If you need to store a handle somewhere other than the C++ stack, v8::Persistent and v8::Global are for you. They are not associated with any v8::HandleScope, so they are valid until they are destroyed. They have higher overhead than v8::Local though.

Finding References Between Objects

The V8 API does not require us to assist it in any way to find references between objects. We aren’t on the hook to write any mark() function like we did with Ruby. V8 can find all references between objects on its own, because they exist in either the regular references (like from an Array to its members) or in the “internal array” we discussed earlier. V8 has full visibility into all these references, so can trace them without our help.

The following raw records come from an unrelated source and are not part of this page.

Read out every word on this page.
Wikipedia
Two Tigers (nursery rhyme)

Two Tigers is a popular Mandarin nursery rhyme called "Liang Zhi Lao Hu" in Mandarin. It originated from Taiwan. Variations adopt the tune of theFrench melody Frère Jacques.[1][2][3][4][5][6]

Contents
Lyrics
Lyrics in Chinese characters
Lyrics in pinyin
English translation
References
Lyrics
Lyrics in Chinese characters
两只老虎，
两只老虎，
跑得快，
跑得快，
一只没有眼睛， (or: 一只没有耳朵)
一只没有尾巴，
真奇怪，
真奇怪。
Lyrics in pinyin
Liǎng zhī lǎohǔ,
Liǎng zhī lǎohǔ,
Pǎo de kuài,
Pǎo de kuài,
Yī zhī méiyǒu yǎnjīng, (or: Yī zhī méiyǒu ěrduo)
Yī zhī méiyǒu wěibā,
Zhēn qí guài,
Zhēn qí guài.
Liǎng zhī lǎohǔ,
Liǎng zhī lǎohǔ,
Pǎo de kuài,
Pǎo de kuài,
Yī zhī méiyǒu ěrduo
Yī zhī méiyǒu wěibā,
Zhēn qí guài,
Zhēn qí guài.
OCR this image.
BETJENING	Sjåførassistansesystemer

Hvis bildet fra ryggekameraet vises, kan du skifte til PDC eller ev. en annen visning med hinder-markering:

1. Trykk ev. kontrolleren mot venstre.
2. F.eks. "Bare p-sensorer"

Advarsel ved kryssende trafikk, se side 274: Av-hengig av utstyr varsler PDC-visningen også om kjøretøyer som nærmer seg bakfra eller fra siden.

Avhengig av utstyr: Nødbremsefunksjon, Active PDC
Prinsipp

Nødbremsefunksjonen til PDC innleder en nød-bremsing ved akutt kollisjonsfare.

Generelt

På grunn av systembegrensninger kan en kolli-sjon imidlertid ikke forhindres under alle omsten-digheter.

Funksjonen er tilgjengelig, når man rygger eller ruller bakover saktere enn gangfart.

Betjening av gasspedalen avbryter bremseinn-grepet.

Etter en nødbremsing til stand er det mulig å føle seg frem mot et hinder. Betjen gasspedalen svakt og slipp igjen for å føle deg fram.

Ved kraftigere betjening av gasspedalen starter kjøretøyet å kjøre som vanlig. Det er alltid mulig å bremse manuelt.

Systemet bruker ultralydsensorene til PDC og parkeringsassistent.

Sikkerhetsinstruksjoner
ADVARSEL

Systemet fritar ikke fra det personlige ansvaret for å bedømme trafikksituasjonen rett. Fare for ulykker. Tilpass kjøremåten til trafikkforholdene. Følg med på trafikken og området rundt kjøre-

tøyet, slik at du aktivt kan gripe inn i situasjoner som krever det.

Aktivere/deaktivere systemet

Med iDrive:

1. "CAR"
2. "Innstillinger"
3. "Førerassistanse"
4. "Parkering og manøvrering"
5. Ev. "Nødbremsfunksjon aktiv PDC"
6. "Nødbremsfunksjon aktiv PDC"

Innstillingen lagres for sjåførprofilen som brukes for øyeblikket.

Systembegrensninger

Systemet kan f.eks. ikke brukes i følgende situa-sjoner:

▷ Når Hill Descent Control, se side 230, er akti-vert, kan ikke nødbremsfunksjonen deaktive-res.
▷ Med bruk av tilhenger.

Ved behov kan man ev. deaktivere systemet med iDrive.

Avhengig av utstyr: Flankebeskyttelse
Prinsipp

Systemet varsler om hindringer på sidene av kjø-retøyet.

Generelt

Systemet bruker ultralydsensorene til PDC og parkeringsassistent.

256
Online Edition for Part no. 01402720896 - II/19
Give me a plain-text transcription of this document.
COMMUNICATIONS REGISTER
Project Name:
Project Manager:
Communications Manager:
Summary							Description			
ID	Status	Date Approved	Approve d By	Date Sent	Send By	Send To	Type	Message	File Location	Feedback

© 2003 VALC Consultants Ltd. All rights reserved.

Now that we understand how this picture works as a whole, let’s revisit an earlier question: when is it safe for one C++ object in “native extension space” to have a pointer directly to another?

In the diagram above, we are not safe at all! There is no GC reference preventing Object B from being collected while Object A is still alive. But if Object B is collected, its C++ data will be collected also, and the pointer to it will become invalid. So this is a bad situation.

The clear solution here is that Object A needs to have a reference to object B. We can accomplish this with the internal fields array. If the internal fields array references Object B, this will prevent it from being collected when Object A is reachable. This will make the pointer between C++ data always happy and safe.